John Collinson

Cricket information
- Batting: Right-handed

Career statistics
| Competition | First-class |
| Matches | 3 |
| Runs scored | 109 |
| Batting average | 18.16 |
| 100s/50s | 0/0 |
| Top score | 34 |
| Catches/stumpings | 1/– |
- Source: Cricinfo, 14 April 2023

= John Collinson (cricketer) =

English cricketer

John Collinson (2 October 1911 – 29 August 1979) was an English cricketer who played three first-class matches either side of the Second World War.

==Life==
Collinson was educated at St John's School, Leatherhead. He appeared twice for Middlesex in August 1939, making his debut against Gloucestershire at Cheltenham.
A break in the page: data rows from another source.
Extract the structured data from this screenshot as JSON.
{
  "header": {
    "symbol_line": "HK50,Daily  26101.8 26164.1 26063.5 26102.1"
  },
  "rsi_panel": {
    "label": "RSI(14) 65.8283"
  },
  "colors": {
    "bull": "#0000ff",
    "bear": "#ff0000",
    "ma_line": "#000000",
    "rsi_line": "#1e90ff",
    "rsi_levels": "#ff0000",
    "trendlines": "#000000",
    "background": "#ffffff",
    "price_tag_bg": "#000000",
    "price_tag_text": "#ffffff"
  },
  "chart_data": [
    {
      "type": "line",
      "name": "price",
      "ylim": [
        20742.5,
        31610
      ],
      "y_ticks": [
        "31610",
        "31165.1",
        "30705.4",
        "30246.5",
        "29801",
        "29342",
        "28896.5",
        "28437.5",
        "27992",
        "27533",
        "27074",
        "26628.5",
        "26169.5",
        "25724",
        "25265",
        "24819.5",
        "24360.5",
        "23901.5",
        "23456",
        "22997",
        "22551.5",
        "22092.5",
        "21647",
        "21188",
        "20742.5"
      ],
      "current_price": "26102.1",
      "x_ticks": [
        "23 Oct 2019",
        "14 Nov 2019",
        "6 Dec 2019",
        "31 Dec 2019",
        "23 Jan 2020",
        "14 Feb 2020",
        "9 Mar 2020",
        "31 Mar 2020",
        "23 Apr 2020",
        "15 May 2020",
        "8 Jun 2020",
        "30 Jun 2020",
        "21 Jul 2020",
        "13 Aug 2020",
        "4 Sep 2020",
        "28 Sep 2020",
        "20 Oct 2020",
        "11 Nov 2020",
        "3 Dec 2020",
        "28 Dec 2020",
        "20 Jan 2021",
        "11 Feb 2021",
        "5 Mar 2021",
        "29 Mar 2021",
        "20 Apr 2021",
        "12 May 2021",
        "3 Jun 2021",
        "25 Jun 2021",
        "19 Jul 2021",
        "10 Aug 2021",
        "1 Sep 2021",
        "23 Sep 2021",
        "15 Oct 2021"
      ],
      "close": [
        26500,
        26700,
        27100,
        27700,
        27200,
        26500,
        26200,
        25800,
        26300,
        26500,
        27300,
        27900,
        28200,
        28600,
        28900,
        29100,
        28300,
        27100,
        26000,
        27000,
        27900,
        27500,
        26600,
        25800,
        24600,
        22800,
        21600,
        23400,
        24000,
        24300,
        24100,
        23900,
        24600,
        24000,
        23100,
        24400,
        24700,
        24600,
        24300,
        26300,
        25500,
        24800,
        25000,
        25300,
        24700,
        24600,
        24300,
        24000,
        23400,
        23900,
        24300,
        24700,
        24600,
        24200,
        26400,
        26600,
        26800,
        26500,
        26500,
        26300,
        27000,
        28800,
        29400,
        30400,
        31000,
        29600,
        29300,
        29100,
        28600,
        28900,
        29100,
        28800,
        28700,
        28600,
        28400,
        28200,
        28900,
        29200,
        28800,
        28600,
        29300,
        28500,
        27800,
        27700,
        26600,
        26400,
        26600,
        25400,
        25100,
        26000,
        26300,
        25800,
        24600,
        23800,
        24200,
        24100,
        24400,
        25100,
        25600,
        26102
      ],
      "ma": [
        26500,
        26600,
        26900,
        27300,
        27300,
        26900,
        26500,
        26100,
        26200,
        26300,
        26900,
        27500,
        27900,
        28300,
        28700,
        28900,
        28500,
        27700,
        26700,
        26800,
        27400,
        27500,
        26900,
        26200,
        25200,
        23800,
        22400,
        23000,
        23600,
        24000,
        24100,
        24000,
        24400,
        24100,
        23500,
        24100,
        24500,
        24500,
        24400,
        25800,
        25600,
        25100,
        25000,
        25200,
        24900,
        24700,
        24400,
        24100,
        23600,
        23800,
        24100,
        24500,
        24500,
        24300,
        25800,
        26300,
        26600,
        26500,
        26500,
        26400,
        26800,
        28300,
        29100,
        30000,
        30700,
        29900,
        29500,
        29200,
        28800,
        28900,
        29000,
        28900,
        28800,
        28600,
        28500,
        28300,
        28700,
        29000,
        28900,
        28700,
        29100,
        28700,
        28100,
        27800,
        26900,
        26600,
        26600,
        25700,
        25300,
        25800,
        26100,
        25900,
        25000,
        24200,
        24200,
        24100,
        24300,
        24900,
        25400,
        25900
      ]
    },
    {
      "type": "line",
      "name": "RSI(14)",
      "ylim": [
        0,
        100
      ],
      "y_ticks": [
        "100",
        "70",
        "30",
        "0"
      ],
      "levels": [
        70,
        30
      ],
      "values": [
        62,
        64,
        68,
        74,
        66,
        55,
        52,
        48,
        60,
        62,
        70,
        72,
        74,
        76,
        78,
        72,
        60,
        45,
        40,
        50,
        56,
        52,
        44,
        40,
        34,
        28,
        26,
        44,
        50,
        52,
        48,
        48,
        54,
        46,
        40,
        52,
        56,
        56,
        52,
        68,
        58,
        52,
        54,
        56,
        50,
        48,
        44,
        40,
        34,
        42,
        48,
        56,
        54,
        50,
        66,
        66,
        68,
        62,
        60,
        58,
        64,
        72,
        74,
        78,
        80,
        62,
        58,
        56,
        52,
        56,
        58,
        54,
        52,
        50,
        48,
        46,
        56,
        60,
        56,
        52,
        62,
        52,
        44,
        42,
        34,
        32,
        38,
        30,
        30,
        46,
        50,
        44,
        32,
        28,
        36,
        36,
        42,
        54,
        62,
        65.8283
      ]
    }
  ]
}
In this game he made 34 (which remained his career best) and 13, and took his only catch to dismiss Gloucestershire captain Beverley Lyon. He also played against Middlesex at Lord's a few days later, opening the batting and making 19 in each innings.

After the war, Collinson made one further first-class appearance, playing for Worcestershire against Combined Services at Worcester in 1946, having become a master at Malvern College since his earlier appearances for Middlesex. In his obituary, Wisden noted that 'he had a solid defence, but was a very slow scorer'.